Ignoro os motivos por que o escritor escolheu estas conjunções copulativas para título do seu livro mas elas saltam-me à consciência muitas vezes quando ouço debates sobre a despenalização da ajuda médica à antecipação da morte iminente e inevitável, associando-a com conjunções disjuntivas ou alternativas à necessidade prévia de uma ampla rede de cuidados paliativos.
Já escrevi neste jornal um pequeno texto Em defesa dos cuidados paliativos (PÚBLICO, 06.04.2016), mas julgo oportuno voltar ao tema com uma nova reflexão seguida de umas propostas concretas.
Ouve-se frequentemente afirmar que, em certas situações de sofrimento no estado terminal de uma doença, o doente deve passar a ser seguido numa unidade de cuidados paliativos e que se torna urgente alargar e tornar efetiva essa rede. Diz-se mesmo que só depois se poderá admitir o falhanço desses cuidados. Creio, contudo, que o erro deste raciocínio está em se estabelecer uma sequência temporal aos cuidados. Não, as medidas de alívio da dor e do sofrimento têm de começar ao mesmo tempo que estes surgem e não só quando falham os cuidados curativos. Não, não é só em serviços especializados em cuidados terminais que tais medidas se aplicam – mas também nas casas dos doentes e nos serviços hospitalares de todas as patologias.
Assim, importa que fique expressamente contemplado em diploma legal ou regulamento profissional que é dever dos profissionais de saúde, especialmente dos médicos, prestarem e providenciarem a prestação precoce de cuidados lenitivos sempre que houver diagnóstico de doença incurável. Esta prática vai no sentido de se agir antes de os sintomas intoleráveis se instalarem.

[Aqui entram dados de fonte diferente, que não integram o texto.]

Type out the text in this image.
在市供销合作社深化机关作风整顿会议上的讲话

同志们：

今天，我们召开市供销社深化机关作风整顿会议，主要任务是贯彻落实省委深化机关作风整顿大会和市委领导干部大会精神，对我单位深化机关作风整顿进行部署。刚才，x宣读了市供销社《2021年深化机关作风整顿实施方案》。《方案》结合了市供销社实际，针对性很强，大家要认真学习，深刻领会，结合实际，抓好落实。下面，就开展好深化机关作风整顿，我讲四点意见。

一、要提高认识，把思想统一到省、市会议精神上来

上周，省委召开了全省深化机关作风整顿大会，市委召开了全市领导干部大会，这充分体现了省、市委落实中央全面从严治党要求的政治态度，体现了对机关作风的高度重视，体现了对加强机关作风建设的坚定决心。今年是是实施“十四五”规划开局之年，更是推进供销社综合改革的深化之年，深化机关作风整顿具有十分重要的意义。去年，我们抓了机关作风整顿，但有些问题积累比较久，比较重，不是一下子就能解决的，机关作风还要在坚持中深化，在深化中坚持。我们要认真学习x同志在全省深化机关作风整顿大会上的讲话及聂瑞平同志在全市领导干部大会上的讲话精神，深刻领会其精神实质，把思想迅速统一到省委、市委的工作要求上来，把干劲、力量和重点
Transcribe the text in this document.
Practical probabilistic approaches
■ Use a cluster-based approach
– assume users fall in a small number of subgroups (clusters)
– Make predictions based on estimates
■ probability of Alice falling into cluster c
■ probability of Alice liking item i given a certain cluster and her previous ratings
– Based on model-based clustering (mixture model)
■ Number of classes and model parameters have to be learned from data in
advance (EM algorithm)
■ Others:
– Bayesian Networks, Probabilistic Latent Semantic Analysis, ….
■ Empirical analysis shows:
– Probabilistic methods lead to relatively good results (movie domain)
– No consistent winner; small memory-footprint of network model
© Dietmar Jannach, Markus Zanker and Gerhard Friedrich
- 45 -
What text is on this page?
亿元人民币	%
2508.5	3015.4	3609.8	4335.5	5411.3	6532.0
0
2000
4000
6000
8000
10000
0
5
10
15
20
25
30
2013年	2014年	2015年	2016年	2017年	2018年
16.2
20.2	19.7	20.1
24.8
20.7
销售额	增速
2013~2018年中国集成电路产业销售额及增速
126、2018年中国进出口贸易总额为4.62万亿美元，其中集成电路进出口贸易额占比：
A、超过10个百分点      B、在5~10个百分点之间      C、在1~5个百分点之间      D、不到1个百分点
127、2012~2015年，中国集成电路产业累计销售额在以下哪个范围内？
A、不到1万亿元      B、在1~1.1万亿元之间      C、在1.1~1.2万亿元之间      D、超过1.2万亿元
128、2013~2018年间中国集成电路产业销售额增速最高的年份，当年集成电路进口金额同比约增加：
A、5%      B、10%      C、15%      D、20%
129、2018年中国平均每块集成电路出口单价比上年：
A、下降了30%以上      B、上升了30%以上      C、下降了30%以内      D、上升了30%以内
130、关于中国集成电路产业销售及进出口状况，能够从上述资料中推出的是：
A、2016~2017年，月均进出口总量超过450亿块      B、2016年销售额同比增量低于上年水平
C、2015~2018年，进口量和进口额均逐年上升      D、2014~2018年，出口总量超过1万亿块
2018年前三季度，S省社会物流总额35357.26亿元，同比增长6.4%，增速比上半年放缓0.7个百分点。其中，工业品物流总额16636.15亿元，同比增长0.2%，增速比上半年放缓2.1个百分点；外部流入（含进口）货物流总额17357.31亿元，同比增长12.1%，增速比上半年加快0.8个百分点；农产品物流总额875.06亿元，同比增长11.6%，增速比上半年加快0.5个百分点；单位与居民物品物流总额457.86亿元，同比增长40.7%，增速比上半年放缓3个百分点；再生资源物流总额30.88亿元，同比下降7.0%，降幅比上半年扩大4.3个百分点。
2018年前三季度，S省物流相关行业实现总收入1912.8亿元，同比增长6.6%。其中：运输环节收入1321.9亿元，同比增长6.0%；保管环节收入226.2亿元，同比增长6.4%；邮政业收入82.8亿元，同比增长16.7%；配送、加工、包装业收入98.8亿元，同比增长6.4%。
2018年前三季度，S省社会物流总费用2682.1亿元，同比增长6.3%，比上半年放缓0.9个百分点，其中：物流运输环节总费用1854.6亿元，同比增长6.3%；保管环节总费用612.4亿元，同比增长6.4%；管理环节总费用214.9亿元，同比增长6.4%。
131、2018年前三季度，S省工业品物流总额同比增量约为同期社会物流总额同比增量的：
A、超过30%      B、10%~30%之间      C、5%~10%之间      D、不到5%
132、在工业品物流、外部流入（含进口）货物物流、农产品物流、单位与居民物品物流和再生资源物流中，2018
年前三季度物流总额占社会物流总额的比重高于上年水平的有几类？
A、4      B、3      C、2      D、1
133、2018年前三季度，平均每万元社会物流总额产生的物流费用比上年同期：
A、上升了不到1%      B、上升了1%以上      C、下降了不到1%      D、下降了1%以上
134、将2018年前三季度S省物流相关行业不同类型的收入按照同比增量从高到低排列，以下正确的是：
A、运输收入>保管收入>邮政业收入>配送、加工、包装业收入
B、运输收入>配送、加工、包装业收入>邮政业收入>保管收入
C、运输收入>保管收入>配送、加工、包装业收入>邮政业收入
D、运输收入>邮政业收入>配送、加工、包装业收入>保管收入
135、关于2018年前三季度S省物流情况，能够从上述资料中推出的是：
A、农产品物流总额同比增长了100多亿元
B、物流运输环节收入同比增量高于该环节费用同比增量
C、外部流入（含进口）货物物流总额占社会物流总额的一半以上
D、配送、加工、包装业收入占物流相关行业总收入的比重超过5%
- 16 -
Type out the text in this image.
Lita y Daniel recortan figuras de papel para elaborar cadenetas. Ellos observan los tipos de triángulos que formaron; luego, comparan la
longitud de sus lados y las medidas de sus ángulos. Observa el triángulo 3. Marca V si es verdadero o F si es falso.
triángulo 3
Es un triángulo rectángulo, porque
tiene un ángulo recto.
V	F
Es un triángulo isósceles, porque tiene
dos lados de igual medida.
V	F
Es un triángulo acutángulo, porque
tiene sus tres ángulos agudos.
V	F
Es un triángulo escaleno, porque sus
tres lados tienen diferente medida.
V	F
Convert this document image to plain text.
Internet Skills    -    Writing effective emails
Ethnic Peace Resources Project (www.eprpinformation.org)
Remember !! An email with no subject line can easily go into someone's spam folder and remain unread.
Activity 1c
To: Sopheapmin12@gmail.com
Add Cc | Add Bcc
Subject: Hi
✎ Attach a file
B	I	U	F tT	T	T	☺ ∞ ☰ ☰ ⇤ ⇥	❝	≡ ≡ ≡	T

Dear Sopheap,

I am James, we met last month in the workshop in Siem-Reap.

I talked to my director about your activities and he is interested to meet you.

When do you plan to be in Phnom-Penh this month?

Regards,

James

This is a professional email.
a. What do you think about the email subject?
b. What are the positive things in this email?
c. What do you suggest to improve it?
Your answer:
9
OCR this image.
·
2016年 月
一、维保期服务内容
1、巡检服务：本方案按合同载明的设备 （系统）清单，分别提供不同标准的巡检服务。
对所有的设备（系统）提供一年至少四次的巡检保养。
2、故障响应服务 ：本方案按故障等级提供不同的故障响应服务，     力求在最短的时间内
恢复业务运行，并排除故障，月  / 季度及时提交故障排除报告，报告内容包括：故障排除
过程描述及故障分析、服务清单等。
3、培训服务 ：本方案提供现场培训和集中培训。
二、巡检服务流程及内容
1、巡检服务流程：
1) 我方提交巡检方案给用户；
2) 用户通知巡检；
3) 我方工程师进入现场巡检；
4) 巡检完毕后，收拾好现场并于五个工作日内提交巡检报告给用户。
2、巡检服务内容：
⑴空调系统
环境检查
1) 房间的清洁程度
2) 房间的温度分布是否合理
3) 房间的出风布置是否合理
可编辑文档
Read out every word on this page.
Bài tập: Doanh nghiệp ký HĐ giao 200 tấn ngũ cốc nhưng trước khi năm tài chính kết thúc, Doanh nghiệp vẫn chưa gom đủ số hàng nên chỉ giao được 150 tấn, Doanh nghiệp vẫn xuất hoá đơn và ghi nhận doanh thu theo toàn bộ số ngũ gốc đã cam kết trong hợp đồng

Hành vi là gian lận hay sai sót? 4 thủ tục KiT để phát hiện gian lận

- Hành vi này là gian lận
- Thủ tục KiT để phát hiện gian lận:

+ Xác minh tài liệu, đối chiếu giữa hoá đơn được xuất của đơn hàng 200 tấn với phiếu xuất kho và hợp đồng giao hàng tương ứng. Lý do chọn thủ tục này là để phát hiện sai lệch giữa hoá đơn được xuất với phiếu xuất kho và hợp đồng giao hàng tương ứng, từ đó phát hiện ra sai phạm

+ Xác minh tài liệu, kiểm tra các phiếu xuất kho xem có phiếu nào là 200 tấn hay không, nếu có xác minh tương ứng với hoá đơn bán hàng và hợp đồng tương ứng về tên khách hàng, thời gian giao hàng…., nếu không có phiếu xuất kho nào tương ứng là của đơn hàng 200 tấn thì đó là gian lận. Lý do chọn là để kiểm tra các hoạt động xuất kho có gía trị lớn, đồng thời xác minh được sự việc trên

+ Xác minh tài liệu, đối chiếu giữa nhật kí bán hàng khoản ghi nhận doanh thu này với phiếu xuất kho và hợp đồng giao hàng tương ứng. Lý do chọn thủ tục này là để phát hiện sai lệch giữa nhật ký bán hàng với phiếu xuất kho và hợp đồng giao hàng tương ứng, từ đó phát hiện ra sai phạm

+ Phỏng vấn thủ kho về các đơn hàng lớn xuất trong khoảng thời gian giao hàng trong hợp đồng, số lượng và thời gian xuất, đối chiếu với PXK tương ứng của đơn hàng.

De notar que optei pelo adjetivo “lenitivo” pois acredito que haverá vantagem em se evitar o adjetivo “paliativo” por ter uma carga semântica ambígua e discriminatória. Está, aparentemente, entranhada a noção equívoca de que só se usam paliativos quando não há mais nada a oferecer.
Na proposta de legislação que se anuncia vir a ser recuperada brevemente para votação parlamentar está prevista uma Comissão de Verificação e Avaliação do Procedimento Clínico de Antecipação de Morte a pedido do doente. Tendo em vista a importância de tal órgão, a bem da sua eficácia, atrevo-me a propor que, além dos membros indigitados pelos dois conselhos superiores das magistraturas e pelas duas ordens profissionais, o quinto elemento seja o seu presidente, escolhendo-se uma personalidade de reconhecido mérito aprovada por maioria na Assembleia da República. Haveria toda a vantagem em que a todos os seus membros fosse reconhecida, na lei, independência face às entidades indigitantes e inamovibilidade (salvo motivo de força maior). Parece igualmente pacífico que a comissão só deveria iniciar funções depois de audição pública de cada um dos seus elementos na Comissão de Saúde da Assembleia da República, finda a qual poderia ou não ser votada a não-conformidade do indigitado para as funções.